The contents of my Kindle are a very small subset of the books that I have bought and read (most of them are “on vinyl”) but I am still surprised at how rarely these four items appear. From memory I am pretty sure that some or all of them feature in books like “Midnight’s Children”, “Moon Tiger”, “Oscar and Lucinda” and “One Hundred Years of Solitude”, heavy hitters and prize-winners all.

For the record (having searched through my Kindle), “filigree” also features in Pulitzer Prize winners “The Goldfinch” by Donna Tartt and  “A Visit from the Goon Squad” by Jennifer Egan (and “Jude the Obscure” and “Middlemarch”, and in The Bible 8 times). “The Goldfinch” also uses the word “daguerreotype”, as does Joyce’s “Ulysses” and “Sharp Objects” by Gillian Flynn. Lapis lazuli is in Jim Crace’s “Harvest”, Dante’s “Divine Comedy” and Nassim Nicholas Taleb’s “Antifragile” (and The Complete Words of Shakespeare 3 times and The Bible 7 times). And, in addition to “The Narrow Road to the Deep North”, only 3 other books refer to an antimacassar: Arnold Bennett’s “The Card”, “Ulysses” again, The Complete Works of Sherlock Holmes.

Next time you come across filigree, antimacassar, daguerreotype or lapis lazuli, could you make a note of it, and let me know?

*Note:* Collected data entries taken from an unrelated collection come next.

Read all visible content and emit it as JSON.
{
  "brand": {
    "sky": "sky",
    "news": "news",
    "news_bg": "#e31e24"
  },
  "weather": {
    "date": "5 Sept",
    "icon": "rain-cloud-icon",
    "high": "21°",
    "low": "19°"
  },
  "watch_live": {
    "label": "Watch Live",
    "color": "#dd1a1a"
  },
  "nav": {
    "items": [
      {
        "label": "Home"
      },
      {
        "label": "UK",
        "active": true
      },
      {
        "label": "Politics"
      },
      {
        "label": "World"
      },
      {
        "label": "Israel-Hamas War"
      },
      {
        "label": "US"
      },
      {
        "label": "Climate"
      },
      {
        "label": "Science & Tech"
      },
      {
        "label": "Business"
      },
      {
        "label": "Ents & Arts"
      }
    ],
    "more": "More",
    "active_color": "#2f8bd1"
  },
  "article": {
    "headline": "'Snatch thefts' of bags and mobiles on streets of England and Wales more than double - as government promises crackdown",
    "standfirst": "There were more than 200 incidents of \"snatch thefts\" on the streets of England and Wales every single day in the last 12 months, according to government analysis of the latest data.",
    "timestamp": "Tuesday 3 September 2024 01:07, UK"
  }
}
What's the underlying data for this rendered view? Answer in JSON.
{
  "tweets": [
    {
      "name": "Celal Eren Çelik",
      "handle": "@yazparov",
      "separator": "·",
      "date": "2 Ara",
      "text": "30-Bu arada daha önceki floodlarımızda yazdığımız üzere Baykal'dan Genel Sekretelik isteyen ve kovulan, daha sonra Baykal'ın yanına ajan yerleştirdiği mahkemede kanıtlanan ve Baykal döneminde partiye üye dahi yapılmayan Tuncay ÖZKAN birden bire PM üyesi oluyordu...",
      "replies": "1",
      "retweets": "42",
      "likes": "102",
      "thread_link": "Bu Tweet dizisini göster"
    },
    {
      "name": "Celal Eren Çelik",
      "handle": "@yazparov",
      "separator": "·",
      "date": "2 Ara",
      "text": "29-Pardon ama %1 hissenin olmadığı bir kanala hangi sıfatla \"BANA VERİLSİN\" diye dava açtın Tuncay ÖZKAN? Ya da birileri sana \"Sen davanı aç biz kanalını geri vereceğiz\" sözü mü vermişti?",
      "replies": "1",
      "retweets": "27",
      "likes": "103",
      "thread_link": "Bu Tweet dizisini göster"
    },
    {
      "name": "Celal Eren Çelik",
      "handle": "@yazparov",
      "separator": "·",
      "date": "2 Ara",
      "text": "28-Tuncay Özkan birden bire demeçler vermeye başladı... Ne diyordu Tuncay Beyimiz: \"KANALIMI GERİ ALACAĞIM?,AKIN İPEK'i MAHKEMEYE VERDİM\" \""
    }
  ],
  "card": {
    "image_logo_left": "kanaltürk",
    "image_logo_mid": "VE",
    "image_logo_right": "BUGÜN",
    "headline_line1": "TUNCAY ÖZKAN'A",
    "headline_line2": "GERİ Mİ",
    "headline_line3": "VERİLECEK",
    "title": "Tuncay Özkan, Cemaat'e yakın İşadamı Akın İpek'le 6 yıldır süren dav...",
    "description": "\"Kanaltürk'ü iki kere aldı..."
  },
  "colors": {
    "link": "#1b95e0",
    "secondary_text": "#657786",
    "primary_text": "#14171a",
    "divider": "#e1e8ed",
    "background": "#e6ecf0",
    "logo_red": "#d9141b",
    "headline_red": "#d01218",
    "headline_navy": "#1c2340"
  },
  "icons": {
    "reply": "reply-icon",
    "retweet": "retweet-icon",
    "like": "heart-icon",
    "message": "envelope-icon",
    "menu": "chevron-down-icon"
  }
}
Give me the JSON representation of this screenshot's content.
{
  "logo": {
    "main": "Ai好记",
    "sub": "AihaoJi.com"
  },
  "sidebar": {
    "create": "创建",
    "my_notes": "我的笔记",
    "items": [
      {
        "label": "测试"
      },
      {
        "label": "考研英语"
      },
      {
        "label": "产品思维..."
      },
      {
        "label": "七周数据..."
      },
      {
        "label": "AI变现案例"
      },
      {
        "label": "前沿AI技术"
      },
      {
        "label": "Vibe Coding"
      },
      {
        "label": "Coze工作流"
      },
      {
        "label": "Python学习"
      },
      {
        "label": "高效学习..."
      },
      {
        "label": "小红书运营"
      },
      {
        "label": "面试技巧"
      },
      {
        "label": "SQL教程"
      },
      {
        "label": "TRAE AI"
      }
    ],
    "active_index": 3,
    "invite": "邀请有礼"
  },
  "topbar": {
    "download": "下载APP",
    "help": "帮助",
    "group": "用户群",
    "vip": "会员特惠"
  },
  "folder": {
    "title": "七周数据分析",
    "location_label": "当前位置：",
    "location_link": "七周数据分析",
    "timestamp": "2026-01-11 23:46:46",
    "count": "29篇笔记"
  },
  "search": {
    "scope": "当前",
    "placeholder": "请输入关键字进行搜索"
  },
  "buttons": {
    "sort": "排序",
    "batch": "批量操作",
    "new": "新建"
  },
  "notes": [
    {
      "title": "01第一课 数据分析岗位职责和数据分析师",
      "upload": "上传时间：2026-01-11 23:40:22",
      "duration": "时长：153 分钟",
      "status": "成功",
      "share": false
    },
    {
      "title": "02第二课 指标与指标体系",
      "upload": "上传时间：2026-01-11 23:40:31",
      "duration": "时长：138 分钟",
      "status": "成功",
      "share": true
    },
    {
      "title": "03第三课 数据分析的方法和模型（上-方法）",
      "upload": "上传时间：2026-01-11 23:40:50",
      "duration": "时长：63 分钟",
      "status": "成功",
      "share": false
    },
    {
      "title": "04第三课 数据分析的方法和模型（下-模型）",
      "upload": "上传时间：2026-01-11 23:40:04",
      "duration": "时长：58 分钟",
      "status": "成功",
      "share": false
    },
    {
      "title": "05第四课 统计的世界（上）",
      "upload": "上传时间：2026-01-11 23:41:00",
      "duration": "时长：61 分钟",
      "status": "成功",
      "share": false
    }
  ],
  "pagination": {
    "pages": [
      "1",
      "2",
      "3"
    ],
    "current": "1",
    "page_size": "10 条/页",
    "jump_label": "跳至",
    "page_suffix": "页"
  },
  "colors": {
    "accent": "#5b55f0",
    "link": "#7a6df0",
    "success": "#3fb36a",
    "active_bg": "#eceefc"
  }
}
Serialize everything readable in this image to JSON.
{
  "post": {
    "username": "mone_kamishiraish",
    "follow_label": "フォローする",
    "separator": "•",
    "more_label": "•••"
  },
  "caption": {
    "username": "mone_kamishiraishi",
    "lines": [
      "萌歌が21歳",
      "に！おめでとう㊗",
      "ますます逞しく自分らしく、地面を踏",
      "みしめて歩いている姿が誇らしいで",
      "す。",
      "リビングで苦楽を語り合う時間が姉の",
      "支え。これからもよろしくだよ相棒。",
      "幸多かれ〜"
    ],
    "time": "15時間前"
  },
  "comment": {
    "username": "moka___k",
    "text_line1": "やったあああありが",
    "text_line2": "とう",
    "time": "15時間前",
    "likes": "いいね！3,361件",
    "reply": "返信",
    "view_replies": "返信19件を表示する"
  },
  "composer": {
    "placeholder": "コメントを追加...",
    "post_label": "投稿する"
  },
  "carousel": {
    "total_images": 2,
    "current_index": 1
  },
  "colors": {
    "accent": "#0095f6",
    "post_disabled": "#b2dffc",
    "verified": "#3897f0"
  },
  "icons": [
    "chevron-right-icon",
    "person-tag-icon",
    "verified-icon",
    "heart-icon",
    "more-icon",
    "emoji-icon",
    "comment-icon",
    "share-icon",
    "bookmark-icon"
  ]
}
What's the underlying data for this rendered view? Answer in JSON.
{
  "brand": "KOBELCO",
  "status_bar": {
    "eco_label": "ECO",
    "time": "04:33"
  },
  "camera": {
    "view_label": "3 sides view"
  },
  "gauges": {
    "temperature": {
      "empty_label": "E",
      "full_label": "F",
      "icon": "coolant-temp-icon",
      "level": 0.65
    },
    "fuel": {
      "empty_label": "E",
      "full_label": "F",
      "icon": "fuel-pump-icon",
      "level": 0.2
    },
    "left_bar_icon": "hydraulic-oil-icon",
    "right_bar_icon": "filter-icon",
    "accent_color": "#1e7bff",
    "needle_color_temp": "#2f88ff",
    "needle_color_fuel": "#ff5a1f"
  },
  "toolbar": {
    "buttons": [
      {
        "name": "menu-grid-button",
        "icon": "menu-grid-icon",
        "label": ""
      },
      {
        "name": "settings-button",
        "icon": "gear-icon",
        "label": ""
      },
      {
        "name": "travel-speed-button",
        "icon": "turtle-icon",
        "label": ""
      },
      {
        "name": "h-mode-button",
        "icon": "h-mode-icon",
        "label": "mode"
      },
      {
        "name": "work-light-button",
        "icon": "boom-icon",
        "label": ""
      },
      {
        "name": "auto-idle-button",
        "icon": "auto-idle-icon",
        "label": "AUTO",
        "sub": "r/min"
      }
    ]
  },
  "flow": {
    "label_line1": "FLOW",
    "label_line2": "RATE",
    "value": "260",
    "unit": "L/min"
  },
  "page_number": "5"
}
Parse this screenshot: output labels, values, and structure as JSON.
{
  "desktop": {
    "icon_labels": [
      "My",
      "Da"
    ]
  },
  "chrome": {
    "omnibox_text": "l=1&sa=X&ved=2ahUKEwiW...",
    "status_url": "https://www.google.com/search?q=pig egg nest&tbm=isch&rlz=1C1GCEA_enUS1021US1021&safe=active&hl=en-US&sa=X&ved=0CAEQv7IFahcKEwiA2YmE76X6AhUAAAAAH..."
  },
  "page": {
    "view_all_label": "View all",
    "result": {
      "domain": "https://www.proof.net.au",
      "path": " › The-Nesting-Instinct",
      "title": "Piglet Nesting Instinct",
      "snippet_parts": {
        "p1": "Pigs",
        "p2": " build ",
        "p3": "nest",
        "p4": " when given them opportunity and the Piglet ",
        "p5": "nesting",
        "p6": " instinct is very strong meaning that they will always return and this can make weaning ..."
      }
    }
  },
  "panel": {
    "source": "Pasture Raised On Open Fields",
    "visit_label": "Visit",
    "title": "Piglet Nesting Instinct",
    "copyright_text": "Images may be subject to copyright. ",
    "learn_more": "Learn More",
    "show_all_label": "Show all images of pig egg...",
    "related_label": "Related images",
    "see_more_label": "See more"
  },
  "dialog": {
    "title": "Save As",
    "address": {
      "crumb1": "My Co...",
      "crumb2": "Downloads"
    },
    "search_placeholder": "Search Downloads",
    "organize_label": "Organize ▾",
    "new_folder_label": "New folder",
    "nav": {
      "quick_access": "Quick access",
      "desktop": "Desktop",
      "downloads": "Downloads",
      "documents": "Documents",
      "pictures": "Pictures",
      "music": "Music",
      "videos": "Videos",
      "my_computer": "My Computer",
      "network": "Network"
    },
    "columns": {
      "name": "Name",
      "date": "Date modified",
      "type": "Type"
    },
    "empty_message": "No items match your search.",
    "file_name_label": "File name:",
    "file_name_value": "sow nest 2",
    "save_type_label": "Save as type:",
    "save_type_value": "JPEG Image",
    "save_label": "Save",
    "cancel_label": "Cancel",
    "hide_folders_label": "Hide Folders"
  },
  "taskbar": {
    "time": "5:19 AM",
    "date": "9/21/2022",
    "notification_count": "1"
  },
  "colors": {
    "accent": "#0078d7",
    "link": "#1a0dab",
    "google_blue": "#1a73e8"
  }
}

2 thoughts on “Filigree, antimacassar, daguerreotype, lapis lazuli

  1. Dear SJ Reilly,

    From reading your blog I am surprised to see a reference to Sharp Objects. I did not think Gillian Flynn crime fiction would be your cup of tea. I have listened to Gone Girl and Dark Places. Both were ideal long car journey material being interesting enough to hold the attention but not so demanding as to divert attention from the road or to lose the plot when things were busy on the M62. Both audio books had great voice acting. Julia Whelan as Amy Dunne in Gone Girl really brought the character to life, brilliantly. The book was so much more believable than the movie, but then the audio book was about 12 hours long and the movie around 2 I guess. Lorelei King also did a magnificent job with all the characters in Dark Places. Sharp Objects is next on my audiobook listening list, I will listen closely for the word ‘daguerreotype’. Thanks for the entertaining and thought provoking blog.


  2. I should come clean here: I haven’t read “Sharp Objects” yet, or anything else by Gillian Flynn. It resides on my Kindle from a few years back, when it was a 99p Kindle Daily Deal. There are at least 30 books like that, attracting my interest when discounted to 99p, but not read yet.